Comment retrouver la garantie décennale d’une entreprise ?

En constatant des dommages, le client doit avertir l’artisan. Il est en droit de réclamer une réparation. Pour ce faire, envoyez une lettre de mise en cause à l’entrepreneur. Cette première étape vise une résolution du différend à l’amiable.

Une résolution du contrat est également possible avec une demande de dédommagement pour le préjudice causé au client. Dès l’envoi de la lettre de mise en cause, tout retard entraine une majoration des sommes en pourcentage qui peut aller de 10 % à 50 %. Le Code de la consommation le stipule dans l’article L. 216-3. Toutefois, si l’artisan n’est pas coopératif, une poursuite judiciaire est envisageable.

Bon à savoir :
L’auto-entrepreneur dispose d’un délai de 5 ans pour agir.

Points clés à retenir

Voici comment obtenir réparation pour un préjudice lié à une malfaçon :

  • Un règlement amiable par une lettre de mise en cause ;
  • La résolution du contrat avec demande de réparation par une lettre de mise en cause. Des pénalités de retard peuvent s’appliquer : 10 à 20% ;
  • Engager des poursuites contre l’auto-entrepreneur en cas de litige.

Qui contacter en cas de litige avec un artisan ?
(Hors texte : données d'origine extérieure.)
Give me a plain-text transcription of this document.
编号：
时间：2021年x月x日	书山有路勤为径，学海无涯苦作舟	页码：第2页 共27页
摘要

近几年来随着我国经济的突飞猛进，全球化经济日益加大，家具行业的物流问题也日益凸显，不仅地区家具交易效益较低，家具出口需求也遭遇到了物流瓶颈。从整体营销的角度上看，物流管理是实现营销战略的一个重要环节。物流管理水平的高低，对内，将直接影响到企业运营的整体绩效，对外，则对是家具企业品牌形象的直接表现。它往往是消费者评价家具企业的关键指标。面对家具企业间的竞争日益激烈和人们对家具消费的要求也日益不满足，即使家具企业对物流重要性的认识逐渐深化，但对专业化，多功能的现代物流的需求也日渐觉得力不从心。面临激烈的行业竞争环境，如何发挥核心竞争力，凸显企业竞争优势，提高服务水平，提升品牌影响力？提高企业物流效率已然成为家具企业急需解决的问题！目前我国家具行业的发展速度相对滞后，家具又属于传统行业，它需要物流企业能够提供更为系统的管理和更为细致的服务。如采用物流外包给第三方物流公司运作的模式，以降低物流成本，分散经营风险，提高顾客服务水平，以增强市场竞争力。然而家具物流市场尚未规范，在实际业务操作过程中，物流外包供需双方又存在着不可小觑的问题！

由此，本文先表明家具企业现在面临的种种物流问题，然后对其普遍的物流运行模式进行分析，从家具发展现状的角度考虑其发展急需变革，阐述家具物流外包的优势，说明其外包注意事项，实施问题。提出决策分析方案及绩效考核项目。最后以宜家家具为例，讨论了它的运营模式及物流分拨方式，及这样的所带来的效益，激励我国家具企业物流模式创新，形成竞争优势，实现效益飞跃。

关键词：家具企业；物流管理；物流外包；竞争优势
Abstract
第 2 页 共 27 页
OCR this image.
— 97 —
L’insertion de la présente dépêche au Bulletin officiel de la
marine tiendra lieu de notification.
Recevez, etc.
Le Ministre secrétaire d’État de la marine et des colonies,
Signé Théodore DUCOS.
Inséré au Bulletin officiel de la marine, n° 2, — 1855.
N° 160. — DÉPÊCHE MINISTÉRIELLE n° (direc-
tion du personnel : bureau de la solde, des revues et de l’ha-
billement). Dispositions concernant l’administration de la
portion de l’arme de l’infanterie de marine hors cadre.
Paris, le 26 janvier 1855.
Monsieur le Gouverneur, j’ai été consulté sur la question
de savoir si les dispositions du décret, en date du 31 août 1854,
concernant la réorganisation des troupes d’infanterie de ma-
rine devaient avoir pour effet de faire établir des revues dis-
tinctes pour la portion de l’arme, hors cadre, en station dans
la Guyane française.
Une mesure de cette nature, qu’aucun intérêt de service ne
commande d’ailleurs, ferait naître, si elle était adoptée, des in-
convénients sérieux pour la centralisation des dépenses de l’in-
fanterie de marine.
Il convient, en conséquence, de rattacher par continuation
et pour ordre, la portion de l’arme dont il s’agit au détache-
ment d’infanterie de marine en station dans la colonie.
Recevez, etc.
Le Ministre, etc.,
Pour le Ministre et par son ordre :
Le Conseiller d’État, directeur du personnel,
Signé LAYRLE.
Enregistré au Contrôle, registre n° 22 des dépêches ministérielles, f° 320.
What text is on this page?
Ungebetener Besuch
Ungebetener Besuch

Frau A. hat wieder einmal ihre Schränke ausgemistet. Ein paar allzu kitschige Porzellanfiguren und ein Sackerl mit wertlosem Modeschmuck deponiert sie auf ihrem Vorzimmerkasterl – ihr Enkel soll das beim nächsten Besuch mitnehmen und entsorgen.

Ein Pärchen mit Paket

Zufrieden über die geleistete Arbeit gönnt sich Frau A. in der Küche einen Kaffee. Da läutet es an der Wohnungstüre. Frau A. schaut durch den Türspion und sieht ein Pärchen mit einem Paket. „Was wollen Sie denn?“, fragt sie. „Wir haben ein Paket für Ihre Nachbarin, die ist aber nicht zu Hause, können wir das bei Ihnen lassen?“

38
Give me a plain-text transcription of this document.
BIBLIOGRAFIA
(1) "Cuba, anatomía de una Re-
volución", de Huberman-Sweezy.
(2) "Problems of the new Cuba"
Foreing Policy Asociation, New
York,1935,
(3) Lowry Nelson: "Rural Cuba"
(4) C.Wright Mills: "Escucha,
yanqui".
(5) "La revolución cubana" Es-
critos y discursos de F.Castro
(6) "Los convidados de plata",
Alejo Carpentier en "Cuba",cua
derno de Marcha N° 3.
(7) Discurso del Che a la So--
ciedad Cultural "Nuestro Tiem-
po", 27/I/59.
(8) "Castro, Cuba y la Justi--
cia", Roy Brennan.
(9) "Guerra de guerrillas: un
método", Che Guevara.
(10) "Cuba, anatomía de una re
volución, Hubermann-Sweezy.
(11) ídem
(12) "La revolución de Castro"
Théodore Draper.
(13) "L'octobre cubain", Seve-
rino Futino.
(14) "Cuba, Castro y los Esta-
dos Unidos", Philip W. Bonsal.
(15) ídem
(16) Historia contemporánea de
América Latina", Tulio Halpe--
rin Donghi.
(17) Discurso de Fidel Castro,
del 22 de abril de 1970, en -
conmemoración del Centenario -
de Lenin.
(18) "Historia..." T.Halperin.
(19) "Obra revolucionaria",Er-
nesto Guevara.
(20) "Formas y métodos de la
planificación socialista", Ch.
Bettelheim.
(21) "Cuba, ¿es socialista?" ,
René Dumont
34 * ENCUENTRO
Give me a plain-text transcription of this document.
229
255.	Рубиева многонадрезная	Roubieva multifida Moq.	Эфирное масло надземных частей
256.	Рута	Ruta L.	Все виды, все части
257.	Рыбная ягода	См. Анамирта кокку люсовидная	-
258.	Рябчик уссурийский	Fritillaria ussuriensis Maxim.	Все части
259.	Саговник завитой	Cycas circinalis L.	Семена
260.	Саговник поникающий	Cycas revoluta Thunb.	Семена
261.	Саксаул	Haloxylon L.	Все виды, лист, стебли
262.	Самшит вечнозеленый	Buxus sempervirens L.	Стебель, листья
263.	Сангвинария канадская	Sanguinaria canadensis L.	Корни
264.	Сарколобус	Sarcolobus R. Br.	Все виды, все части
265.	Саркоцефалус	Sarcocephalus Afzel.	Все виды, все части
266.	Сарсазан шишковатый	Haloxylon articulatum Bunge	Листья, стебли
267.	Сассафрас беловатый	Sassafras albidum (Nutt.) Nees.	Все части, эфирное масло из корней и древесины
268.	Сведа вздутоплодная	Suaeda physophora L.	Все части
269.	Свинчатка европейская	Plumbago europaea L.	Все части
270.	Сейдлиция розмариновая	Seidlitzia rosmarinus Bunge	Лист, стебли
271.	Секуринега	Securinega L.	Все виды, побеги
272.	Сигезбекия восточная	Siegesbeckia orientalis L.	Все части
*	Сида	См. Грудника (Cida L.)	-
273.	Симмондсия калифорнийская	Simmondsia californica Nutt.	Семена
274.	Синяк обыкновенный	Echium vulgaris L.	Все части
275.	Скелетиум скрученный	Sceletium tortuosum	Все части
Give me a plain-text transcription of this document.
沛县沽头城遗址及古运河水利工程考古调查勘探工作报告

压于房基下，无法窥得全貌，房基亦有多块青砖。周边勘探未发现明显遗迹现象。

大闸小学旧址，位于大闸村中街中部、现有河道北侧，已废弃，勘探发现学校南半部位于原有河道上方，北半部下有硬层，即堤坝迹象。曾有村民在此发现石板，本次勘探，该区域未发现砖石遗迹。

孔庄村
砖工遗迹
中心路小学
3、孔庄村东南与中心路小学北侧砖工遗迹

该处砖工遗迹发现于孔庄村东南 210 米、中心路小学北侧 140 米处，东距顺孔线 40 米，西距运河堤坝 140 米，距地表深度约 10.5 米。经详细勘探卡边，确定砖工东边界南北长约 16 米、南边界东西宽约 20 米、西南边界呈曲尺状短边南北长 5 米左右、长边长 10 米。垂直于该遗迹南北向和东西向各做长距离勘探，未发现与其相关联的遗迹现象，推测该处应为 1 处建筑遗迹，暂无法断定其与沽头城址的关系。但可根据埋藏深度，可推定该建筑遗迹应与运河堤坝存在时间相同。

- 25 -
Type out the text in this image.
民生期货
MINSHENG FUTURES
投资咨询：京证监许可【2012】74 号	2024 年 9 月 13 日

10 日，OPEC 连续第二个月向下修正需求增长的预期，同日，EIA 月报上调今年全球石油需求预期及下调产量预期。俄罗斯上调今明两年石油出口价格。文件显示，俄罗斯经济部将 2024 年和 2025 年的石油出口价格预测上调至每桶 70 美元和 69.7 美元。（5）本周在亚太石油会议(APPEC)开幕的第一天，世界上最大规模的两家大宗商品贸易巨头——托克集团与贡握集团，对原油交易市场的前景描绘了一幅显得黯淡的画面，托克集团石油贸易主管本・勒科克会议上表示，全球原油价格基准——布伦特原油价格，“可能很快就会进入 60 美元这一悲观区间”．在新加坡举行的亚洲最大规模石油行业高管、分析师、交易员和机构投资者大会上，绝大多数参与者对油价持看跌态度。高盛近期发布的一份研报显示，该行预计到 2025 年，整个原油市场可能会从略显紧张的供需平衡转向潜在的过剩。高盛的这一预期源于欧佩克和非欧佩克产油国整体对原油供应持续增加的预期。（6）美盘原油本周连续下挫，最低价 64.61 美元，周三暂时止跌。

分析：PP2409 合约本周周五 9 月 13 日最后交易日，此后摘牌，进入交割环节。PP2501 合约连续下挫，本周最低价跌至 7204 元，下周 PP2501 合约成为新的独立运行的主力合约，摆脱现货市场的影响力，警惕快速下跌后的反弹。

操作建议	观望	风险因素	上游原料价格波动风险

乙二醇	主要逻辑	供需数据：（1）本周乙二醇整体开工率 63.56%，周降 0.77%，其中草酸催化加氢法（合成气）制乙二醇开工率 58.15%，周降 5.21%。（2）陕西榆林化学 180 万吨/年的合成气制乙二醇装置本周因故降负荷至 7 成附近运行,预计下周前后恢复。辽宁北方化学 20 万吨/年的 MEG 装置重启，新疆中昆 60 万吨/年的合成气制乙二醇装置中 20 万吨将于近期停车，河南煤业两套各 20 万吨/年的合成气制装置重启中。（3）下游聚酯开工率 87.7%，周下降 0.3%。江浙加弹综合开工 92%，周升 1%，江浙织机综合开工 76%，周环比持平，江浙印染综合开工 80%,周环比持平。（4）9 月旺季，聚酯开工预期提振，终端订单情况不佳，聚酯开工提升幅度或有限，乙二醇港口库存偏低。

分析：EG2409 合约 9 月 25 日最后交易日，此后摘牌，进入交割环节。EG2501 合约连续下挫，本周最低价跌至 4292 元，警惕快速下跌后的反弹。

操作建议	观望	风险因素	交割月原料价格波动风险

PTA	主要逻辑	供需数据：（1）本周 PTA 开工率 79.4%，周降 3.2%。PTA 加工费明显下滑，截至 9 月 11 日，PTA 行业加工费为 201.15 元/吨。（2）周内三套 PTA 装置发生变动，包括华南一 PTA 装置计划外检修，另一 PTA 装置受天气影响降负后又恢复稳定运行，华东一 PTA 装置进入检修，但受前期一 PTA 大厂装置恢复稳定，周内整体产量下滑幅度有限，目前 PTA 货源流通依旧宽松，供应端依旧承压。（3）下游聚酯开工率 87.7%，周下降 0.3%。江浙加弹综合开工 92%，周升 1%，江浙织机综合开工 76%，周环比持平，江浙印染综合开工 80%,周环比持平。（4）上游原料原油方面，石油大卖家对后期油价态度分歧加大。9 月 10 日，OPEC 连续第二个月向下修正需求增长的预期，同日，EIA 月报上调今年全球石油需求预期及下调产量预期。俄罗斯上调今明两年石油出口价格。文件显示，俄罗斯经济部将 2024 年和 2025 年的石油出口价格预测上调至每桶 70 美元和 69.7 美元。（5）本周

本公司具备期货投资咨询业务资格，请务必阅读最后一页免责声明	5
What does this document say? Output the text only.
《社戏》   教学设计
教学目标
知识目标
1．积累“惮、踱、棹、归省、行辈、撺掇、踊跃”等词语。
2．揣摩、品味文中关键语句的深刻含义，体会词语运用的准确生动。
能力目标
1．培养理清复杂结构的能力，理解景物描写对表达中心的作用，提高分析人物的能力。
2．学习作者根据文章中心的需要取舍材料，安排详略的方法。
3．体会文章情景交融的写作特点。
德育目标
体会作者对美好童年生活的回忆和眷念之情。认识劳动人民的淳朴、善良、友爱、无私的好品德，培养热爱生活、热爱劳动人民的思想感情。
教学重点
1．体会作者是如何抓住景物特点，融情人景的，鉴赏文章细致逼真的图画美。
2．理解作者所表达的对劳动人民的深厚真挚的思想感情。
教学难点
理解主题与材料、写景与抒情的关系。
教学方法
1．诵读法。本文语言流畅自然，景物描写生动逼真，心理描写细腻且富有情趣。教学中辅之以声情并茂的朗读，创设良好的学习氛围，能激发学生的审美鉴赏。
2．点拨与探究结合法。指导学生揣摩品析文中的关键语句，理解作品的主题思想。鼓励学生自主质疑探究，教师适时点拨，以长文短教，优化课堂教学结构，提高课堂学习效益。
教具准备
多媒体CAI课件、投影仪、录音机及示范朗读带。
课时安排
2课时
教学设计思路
N’hésitez pas à contacter un avocat spécialisé en droit des sociétés pour avoir plus d’informations. Il est en mesure de vous accompagner dès la tentative de résolution à l’amiable jusqu’à une éventuelle poursuite devant un tribunal judiciaire.

Le client a le choix entre plusieurs procédés pour poursuivre un auto-entrepreneur. Le juge compétent rendra le verdict final qui peut figurer parmi les mesures citées dans la liste suivante :

  • Une exécution obligatoire des travaux impliqués dans le contrat

L’artisan est tenu de finir les travaux qui peuvent être effectués par une tierce personne. Le juge a le pouvoir d’accorder une exception dans certains cas. Une maison brûlée en est l’exemple typique.

  • Une résolution du contrat

Le client est dans l’obligation de préciser les raisons de ce choix. L’auto-entrepreneur peut toutefois contester sa décision. De ce fait, il sera nécessaire de prouver la responsabilité de l’artisan face aux dommages relevés.

  • Une baisse des prestations

Après le constat de malfaçons, le client est en mesure de demander une réduction du coût des travaux.

Bon à savoir :
Une destruction des travaux mal faits est également possible.

Points clés à retenir

  • La personne à contacter pour un recours contre un auto-entrepreneur est un avocat en droit des sociétés. En cas de litige, la juridiction compétente est le tribunal judiciaire.
  • Pour se faire dédommager, le client peut demander peut exiger l’exécution obligatoire des travaux, une réduction des coûts de prestations ou une résolution du contrat.

Pour résumer, il est possible d’entamer une poursuite à l’encontre des auto-entrepreneurs. Recourir aux services d’un avocat expert en droit des sociétés vous apportera plus d’éclaircissements sur la procédure à engager.